Experimental funk with The Dub Narcotic Sound System
This week’s selection will get your booty shaking and your heart thumping. And seeing how movement generates heat, it goes without saying that this week’s selection just may save your life this winter.
The Dub Narcotic Sound System are the most eccentric, eclectic, foot-tappingly fly party this side of the Mississippi. Coming from indie rock hub Olympia, Washington and named after K Records’ Dub Narcotic studio, the band features K Records founder Calvin Johnson and Heather Dunn and Chris Sutton-both members of minimalist funk band C.O.C.O.

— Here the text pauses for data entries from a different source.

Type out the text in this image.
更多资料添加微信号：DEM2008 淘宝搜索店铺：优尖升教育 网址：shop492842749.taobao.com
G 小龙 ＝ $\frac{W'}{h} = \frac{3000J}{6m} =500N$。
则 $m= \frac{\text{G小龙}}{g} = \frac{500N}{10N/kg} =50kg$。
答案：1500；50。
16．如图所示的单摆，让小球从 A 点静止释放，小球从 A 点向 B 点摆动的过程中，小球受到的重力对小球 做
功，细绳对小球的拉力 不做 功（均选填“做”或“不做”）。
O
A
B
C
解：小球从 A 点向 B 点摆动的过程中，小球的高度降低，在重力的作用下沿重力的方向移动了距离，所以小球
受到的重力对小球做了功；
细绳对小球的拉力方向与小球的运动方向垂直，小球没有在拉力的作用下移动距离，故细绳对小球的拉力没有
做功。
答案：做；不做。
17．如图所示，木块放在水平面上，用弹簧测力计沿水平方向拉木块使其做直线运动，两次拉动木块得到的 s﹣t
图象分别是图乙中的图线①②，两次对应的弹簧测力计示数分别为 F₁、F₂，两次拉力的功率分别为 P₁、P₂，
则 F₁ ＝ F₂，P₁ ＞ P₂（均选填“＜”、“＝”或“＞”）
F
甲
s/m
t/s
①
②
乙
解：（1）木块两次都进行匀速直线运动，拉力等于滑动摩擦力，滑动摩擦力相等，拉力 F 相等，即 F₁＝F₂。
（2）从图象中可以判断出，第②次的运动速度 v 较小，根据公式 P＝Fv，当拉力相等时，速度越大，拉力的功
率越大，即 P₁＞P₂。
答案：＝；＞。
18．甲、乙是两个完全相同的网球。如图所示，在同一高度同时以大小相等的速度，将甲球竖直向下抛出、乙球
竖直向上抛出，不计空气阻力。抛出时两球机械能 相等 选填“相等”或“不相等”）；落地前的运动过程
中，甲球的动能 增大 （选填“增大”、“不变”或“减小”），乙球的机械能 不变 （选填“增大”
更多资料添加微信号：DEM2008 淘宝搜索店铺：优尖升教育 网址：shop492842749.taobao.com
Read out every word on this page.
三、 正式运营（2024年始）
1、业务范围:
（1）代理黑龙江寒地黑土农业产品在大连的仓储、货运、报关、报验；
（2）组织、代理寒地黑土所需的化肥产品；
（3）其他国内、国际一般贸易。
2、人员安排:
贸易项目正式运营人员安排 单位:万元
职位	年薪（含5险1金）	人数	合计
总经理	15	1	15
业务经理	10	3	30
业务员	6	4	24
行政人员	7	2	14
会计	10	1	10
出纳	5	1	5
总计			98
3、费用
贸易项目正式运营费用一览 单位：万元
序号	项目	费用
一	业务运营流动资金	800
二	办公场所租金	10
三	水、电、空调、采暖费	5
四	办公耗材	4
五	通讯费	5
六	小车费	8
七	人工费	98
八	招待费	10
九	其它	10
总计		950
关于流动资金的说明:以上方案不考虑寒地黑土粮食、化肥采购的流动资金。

Combining the lo-fi Olympia sound with bass heavy grooves and loose drum rhythms, the Dub Narcotic Sound System is a fun collective of rap, reggae, blues, rock, and funk sounds. Experimentation is the word of the day with this band, and they aren’t afraid to move from the Hendrix-inspired rave-up “Teenage Time Bomb” to the rap-rock of “Hand Clappin'” or the ten-minute funk epic “Fudgy the Whale.”
Any of their four albums is an excuse for a party. Guaranteed to raise the dormant rug-cutter in the tamest among you, Dunn and Sutton strip the music down to its most basic elements to create underneath every track a fluid bass and drum groove that isn’t afraid to move with the mood and, more often, with Johnson’s erratic bass voice.
This is where the Dub Narcotic Sound System breaks from traditional funk. They bring to rhythm-heavy music an ethic every bit as unpolished as their K label mates, and the result is an almost primal sound. But it also means that the drums and bass are brought again and again to the front of the mix.
For your next party you’ll probably play something lame like “Jingle Bell Rock” or “Santa Baby,” but you don’t have to. Sure the Dub Narcotic may not bring the holiday spirit, but they never fake the funk. I’ll take the latter every time.